The Elements of Style in Ruby #5: Readability of long numeric literals
Today’s topic is the following rule from the Ruby Style Guide:
Add underscores to large numeric literals to improve their readability.
Most of the programs we write feature a substantial number of numeric
literals(e.g. 10
, 0.34
, 0b1010
, 0123
, 0xCAFE
). There is nothing
strange or unusual about that. From time to time, however, those literals are pretty long:
MAX_SIZE = 10000000000
DEVIATION = 0.2343434343
BIT_MASK = 0b100101010101
I’m pretty sure most of you would have pretty hard time to quickly
digest a number written in this way - lots of digits and no separators
between them to help us discern the number’s structure
. At this
point _
makes a dramatic appearance and comes to the rescue:
MAX_SIZE = 10_000_000_000
DEVIATION = 0.2_343_434_343
BIT_MASK = 0b1001_0101_0101
The addition of a few _
improves the readability of those huge literals a ton!
The underscores we add to numeric literals are ignored by Ruby
:
100_000
# => 100000
As you can see from the preceding example nothing’s lost or changed - we’ve only gained readability and eased the parsing burden on our brains.

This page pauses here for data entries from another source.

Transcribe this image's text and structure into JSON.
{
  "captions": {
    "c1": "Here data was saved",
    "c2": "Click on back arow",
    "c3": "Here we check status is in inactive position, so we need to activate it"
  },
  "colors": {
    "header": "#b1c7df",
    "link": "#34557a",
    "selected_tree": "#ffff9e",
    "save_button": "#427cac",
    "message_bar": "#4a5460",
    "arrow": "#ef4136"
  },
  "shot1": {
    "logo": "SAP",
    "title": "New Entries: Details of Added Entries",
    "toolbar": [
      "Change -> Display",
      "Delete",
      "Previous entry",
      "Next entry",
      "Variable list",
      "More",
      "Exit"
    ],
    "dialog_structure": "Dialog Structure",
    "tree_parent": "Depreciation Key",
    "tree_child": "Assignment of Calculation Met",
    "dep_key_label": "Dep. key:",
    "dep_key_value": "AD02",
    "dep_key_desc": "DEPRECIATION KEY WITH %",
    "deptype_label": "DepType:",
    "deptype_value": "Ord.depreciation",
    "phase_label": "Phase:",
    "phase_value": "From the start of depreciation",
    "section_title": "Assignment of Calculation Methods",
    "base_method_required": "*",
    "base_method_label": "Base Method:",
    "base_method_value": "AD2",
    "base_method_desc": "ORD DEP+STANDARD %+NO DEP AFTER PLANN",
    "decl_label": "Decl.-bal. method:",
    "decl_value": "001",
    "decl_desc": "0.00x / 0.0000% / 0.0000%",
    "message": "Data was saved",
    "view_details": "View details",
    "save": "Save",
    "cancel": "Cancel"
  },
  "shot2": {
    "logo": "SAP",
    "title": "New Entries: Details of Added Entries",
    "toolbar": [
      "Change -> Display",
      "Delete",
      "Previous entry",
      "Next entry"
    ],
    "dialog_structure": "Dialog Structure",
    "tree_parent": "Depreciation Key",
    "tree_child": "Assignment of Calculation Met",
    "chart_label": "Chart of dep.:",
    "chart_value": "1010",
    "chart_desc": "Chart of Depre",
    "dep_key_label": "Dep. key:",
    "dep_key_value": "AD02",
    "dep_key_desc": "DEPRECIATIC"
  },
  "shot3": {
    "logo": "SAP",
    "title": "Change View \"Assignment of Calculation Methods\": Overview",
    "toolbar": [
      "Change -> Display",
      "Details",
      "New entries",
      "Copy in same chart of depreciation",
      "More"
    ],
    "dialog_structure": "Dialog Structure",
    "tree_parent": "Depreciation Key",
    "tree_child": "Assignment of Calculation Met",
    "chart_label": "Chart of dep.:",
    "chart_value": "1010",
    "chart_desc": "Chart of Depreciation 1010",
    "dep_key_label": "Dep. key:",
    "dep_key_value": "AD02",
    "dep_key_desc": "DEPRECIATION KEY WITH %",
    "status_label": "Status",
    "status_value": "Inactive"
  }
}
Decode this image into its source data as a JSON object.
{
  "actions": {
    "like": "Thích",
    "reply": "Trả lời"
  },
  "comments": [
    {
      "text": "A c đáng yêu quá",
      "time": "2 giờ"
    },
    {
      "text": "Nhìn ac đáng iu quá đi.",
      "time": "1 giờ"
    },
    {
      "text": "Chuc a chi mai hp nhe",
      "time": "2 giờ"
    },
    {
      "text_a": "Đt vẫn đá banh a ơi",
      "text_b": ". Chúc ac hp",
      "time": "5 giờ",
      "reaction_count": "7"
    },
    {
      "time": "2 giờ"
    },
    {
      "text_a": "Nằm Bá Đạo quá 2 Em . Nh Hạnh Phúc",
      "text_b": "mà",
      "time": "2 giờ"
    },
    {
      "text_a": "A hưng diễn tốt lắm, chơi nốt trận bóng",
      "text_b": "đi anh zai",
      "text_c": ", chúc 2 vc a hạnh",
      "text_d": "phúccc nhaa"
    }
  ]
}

Obviously we should not overdo _
:
# short literals are pretty readable on their own
# bad
1_00
# good
100
Personally, when dealing with decimal literals, I tend to use _
for
numbers with at 5 least digits (e.g. 11_948
). The number of digits to separate with
_
depends on the numeric base - in decimal it makes sense to group
digits by 3 (e.g. 1_000_000
), in binary by 4 (e.g. 0b1111_1010_1110
), etc.
That’s all for today folks! Hope I managed to convince at least a few of you of the benefits of using underscores in your long numeric literals.